Eine «einzigartige Kombination» von Faktoren habe zu den «ungewöhnlichen» Zahlen vom Januar geführt, meinte am Freitag Lord David Frost, der Minister für die Beziehungen zu Europa. Insgesamt sei das Frachtvolumen seit Februar schon wieder «zu seinem normalen Umfang» zurückgekehrt. Kritiker der Regierung weisen allerdings darauf hin, dass viele Lastwagen neuerdings ohne alle Waren an Bord nach Europa übersetzen – während die Regierung einfach die Zahl der Lastwagen addiert.
Nicht nur Übergangsprobleme
Die Britische Handelskammer erklärte dazu, «die praktischen Schwierigkeiten», vor denen sich viele Firmen beim Grenzverkehr sähen, seien keineswegs nur Übergangsprobleme, sondern würden das Wachstum der britischen Wirtschaft auf längere Zeit hin belasten. Als «existenzielle Bedrohung» für viele Betriebe bezeichnete Handelskammer-Generaldirektor Adam Marshall die Grenzprobleme, die sich aus dem Brexit ergeben hätten.

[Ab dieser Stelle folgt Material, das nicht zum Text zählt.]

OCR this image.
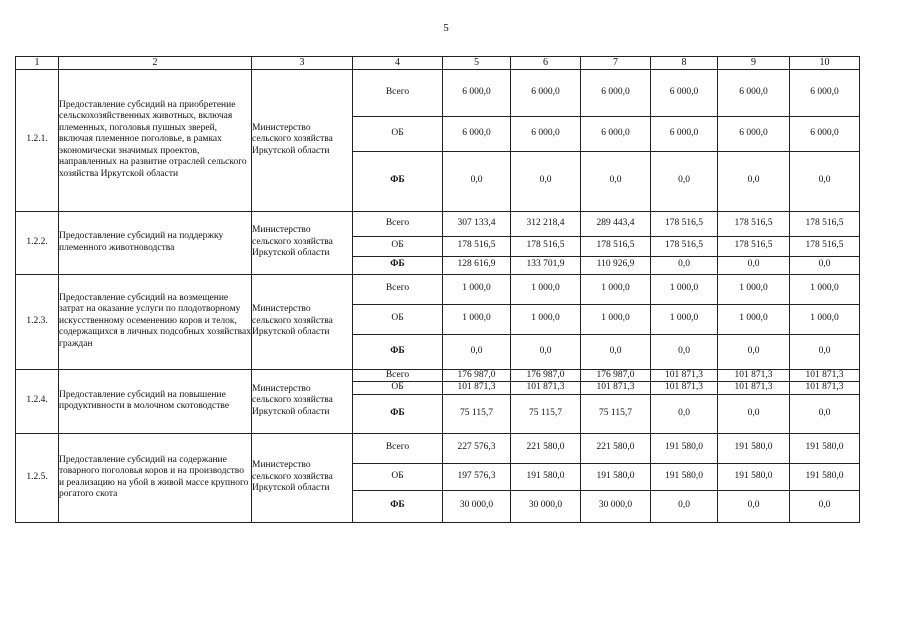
5
1	2	3	4	5	6	7	8	9	10
1.2.1.	Предоставление субсидий на приобретение сельскохозяйственных животных, включая племенных, поголовья пушных зверей, включая племенное поголовье, в рамках экономически значимых проектов, направленных на развитие отраслей сельского хозяйства Иркутской области	Министерство сельского хозяйства Иркутской области	Всего	6 000,0	6 000,0	6 000,0	6 000,0	6 000,0	6 000,0
			ОБ	6 000,0	6 000,0	6 000,0	6 000,0	6 000,0	6 000,0
			ФБ	0,0	0,0	0,0	0,0	0,0	0,0
1.2.2.	Предоставление субсидий на поддержку племенного животноводства	Министерство сельского хозяйства Иркутской области	Всего	307 133,4	312 218,4	289 443,4	178 516,5	178 516,5	178 516,5
			ОБ	178 516,5	178 516,5	178 516,5	178 516,5	178 516,5	178 516,5
			ФБ	128 616,9	133 701,9	110 926,9	0,0	0,0	0,0
1.2.3.	Предоставление субсидий на возмещение затрат на оказание услуги по плодотворному искусственному осеменению коров и телок, содержащихся в личных подсобных хозяйствах граждан	Министерство сельского хозяйства Иркутской области	Всего	1 000,0	1 000,0	1 000,0	1 000,0	1 000,0	1 000,0
			ОБ	1 000,0	1 000,0	1 000,0	1 000,0	1 000,0	1 000,0
			ФБ	0,0	0,0	0,0	0,0	0,0	0,0
1.2.4.	Предоставление субсидий на повышение продуктивности в молочном скотоводстве	Министерство сельского хозяйства Иркутской области	Всего	176 987,0	176 987,0	176 987,0	101 871,3	101 871,3	101 871,3
			ОБ	101 871,3	101 871,3	101 871,3	101 871,3	101 871,3	101 871,3
			ФБ	75 115,7	75 115,7	75 115,7	0,0	0,0	0,0
1.2.5.	Предоставление субсидий на содержание товарного поголовья коров и на производство и реализацию на убой в живой массе крупного рогатого скота	Министерство сельского хозяйства Иркутской области	Всего	227 576,3	221 580,0	221 580,0	191 580,0	191 580,0	191 580,0
			ОБ	197 576,3	191 580,0	191 580,0	191 580,0	191 580,0	191 580,0
			ФБ	30 000,0	30 000,0	30 000,0	0,0	0,0	0,0
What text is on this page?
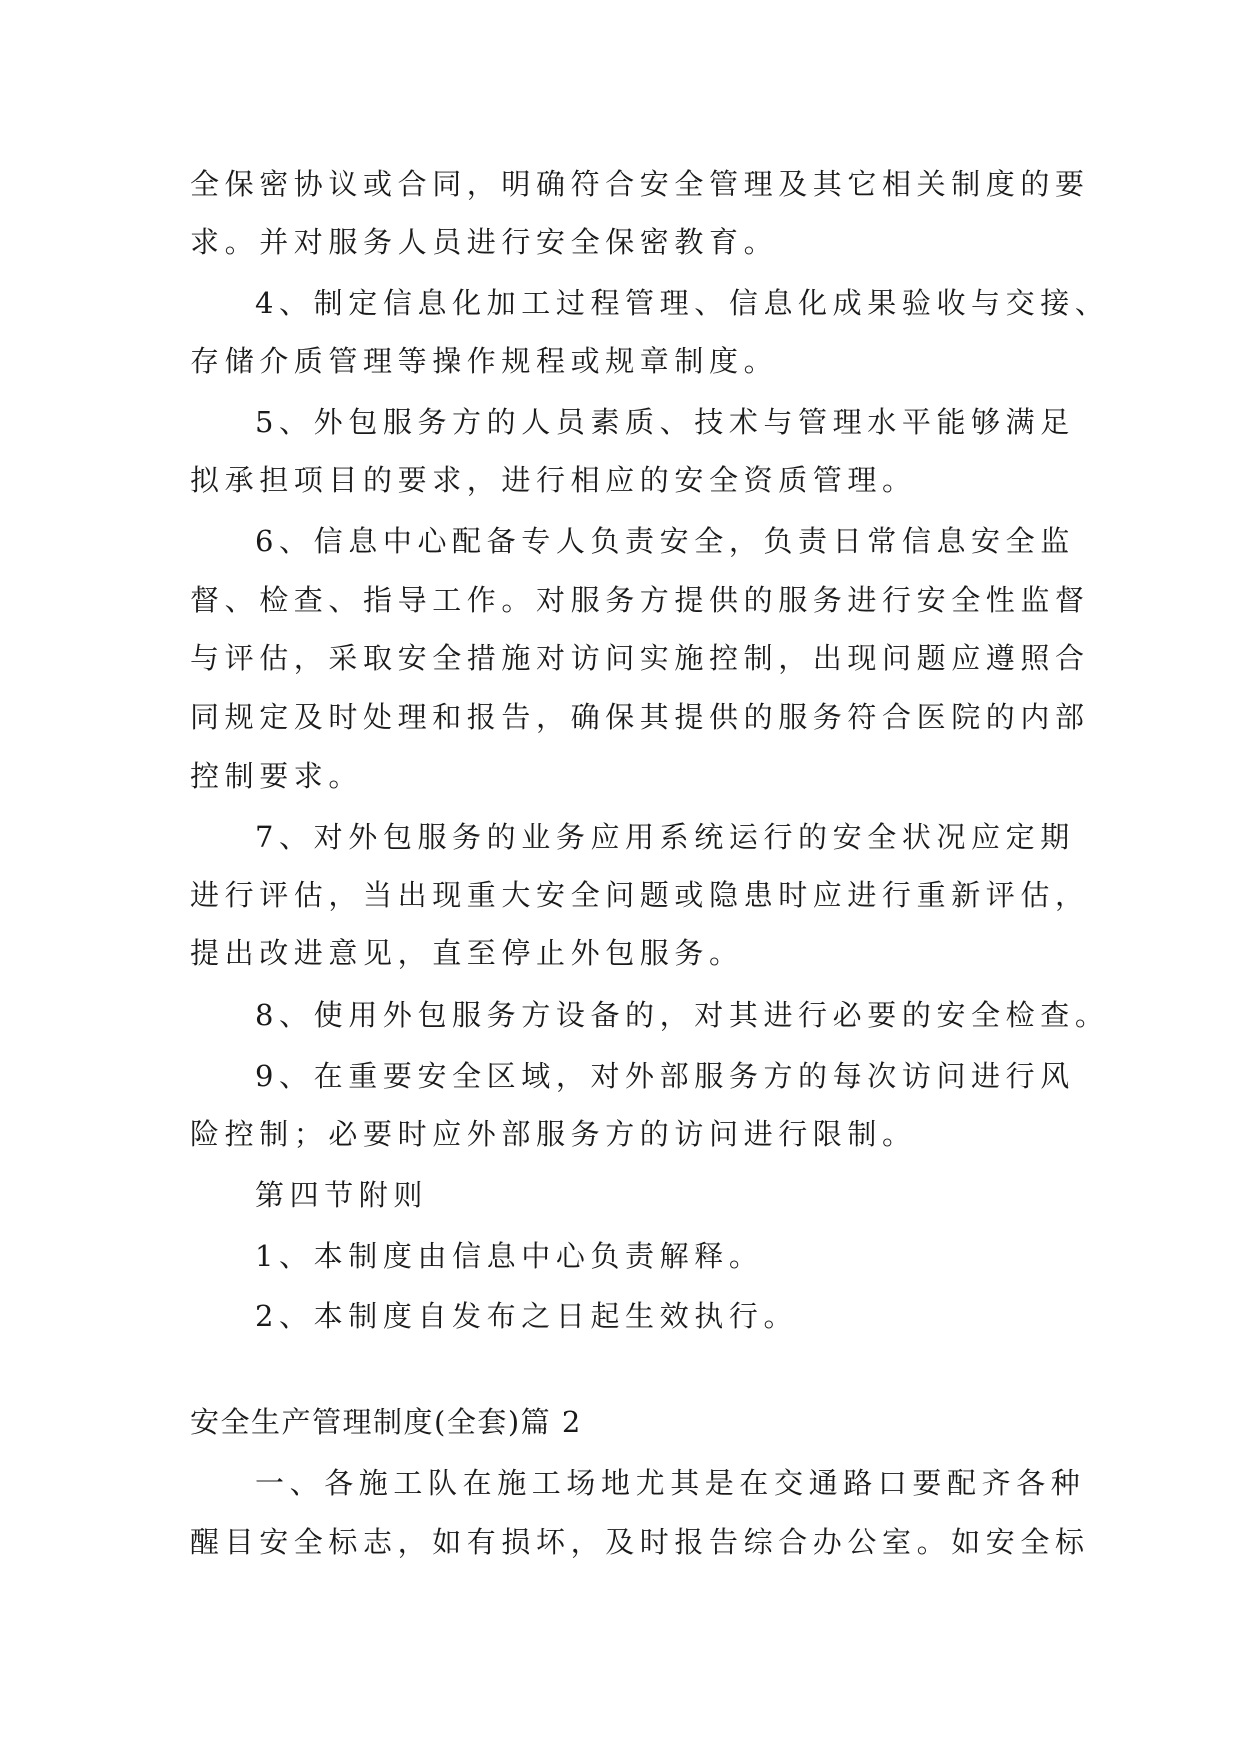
全保密协议或合同，明确符合安全管理及其它相关制度的要
求。并对服务人员进行安全保密教育。
4、制定信息化加工过程管理、信息化成果验收与交接、
存储介质管理等操作规程或规章制度。
5、外包服务方的人员素质、技术与管理水平能够满足
拟承担项目的要求，进行相应的安全资质管理。
6、信息中心配备专人负责安全，负责日常信息安全监
督、检查、指导工作。对服务方提供的服务进行安全性监督
与评估，采取安全措施对访问实施控制，出现问题应遵照合
同规定及时处理和报告，确保其提供的服务符合医院的内部
控制要求。
7、对外包服务的业务应用系统运行的安全状况应定期
进行评估，当出现重大安全问题或隐患时应进行重新评估，
提出改进意见，直至停止外包服务。
8、使用外包服务方设备的，对其进行必要的安全检查。
9、在重要安全区域，对外部服务方的每次访问进行风
险控制；必要时应外部服务方的访问进行限制。
第四节附则
1、本制度由信息中心负责解释。
2、本制度自发布之日起生效执行。
安全生产管理制度(全套)篇 2
一、各施工队在施工场地尤其是在交通路口要配齐各种
醒目安全标志，如有损坏，及时报告综合办公室。如安全标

Um die Probleme wenigstens auf einer Seite des Kanals abzumildern, hatte die Regierung erst diese Woche beschlossen, mit britischen Grenzkontrollen für den Warenstrom aus der EU nicht schon zwischen April und Juli dieses Jahres zu beginnen, sondern sie auf Ende Dezember zu verschieben. Tatsächlich sind viele der geplanten Inlandkontrollstellen noch nicht einsatzbereit oder noch gar nicht im Bau.
«Es könnte leere Regale in den Supermärkten geben.»
Auch die britischen Häfen, die vom Sommer an einen Teil der Kontrollen übernehmen sollten, hatten in den letzten Wochen gemeldet, sie hätten die entsprechenden Vorbereitungen schlicht noch nicht treffen können. Organisationen wie der Britische Einzelhandelsverband hatten gewarnt, es könne im Blick auf eine Reihe von Waren «leere Regale» in Geschäften und Supermärkten geben, wenn die Einfuhrkontrollen nicht auf das nächste Jahr verschoben würden.
In einer separaten Entwicklung besteht die Regierung ausserdem weiterhin darauf, dass gewisse britische Waren für den Rest des Jahres ohne Kontrollen durch die EU nach Nordirland transportiert werden können – was dem zusammen mit dem Austrittsabkommen vereinbarten Nordirland-Protokoll widerspricht. Gegen diese einseitige Londoner Entscheidung will die EU-Kommission in den nächsten Tagen rechtliche Schritte einleiten. Nordirlands Demokratische Unionisten und einige Tory-Hardliner wollen, dass das ganze Protokoll gekippt oder zumindest neu ausgehandelt wird.